Solve DE Involving Limits: y' - 2y = t^2e^2t

[ehabmozart]

Homework Statement

Find the general solution of the given differential equation, and use it to determine how
solutions behave as t→∞.

a) y' − 2y = t²e^2t

Homework Equations

DE

The Attempt at a Solution

After doing the linear DE steps I end up getting y(t)= t³e^2t/3 + ce^2t. Now I have a problem in getting the limit. The book says the 'It is
evident that all solutions increase at an exponential rate.' Now, my doubt is how would it increase. Or what makes us sure that it will increase? The first part indeed goes to infinity but the second part has a c which can either be positive or negative. So we can end up getting infinity - infinity. Can someone help me?

 

[UltrafastPED]

y(t)= t³e^2t/3 + ce^2t. Now I have a problem in getting the limit. The book says the 'It is evident that all solutions increase at an exponential rate.'

Assuming that you have found the general solution, note that both terms have exponentials with positive exponents for t>0 - the exponential dominates the t^3, so the solution increases exponentially as t-> infinity.

 

[ehabmozart]

Excuse me sir, but I found this an irrelevant reply. I kept on mentioning the constant C. With examples, consider C to be -5 the limit would then be NEGATIVE INFINITY as t gets larger. But in cases such as C being 6 the answer goes to POSITIVE INFINITY. WHy is that the book mentions only the shooting UP!

 

[UltrafastPED]

y(t)= t³e^2t/3 + ce^2t.

Spend some time looking at the expression that you have ...

y(t)=(t^3/3 +C)exp(2t)

Does the value of C matter at all?

 

[ehabmozart]

Well, if C is NEGATIVE, then yes it will matter. The first half definitely goes to positive infinity. But the second half would go to Negative inifinity since exp(2t) shoots up, this negative C can simply reflect this on the x-axis and it is negative infinity?

 

[UltrafastPED]

What is the limit as t-> infinity for this expression: (t^3/3 +C)?

 

[ehabmozart]

In this case it is infinity because C comes after a plus sign unsupported with any exponential or something. What would be the limit then for the expression (t^3/3 + Ct^3/3). Consider the case where C is negative.

 

[UltrafastPED]

Your assertion is incorrect - are you clear how limits work?

 

[Ray Vickson]

Excuse me sir, but I found this an irrelevant reply. I kept on mentioning the constant C. With examples, consider C to be -5 the limit would then be NEGATIVE INFINITY as t gets larger. But in cases such as C being 6 the answer goes to POSITIVE INFINITY. WHy is that the book mentions only the shooting UP!

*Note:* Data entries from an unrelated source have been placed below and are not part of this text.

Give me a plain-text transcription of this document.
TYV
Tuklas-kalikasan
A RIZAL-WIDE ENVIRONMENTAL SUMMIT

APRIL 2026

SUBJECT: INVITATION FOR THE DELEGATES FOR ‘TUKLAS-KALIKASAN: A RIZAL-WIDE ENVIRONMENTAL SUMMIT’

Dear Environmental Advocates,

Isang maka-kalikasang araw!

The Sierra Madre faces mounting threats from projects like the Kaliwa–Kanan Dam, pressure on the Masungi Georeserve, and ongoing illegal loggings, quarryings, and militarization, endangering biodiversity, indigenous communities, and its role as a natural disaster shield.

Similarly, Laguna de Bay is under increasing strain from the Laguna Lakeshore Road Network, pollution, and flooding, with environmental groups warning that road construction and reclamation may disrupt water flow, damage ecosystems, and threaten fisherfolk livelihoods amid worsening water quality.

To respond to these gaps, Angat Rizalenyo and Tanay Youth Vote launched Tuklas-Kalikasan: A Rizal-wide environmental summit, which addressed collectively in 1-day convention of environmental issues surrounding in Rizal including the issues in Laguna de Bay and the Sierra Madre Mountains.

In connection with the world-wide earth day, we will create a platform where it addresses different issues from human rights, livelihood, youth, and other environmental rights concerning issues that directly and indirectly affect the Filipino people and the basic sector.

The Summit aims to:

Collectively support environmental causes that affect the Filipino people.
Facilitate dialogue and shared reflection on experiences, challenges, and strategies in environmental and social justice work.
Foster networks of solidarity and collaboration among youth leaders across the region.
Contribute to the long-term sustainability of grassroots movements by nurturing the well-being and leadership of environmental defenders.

His answer is not irrelevant; it is 100% accurate and gives you exactly all you need. Perhaps you do not understand the issues, but that is a separate matter, and one that YOU need to address.

For example, suppose C = -5. Then $C + t^3/3 = t^3/3 - 5 \geq 1$ if $t \geq 18^{1/3} \doteq 2.6207$; that is, if $t \geq 2.6207$, $y(t) \geq e^{2t}$. Does this go to $+\infty$ as $t \to + \infty$?

Suppose C = -5,000,000. Then $C + t^3/3 = t^3/3 - 5000000 \geq 1$ if $t \geq 100 \times 15^{1/3} \doteq 246.6212$. So, if $t \geq 246.6212$, $y(t) \geq e^{2t}$. Does this go to $+\infty$ as $t \to + \infty$?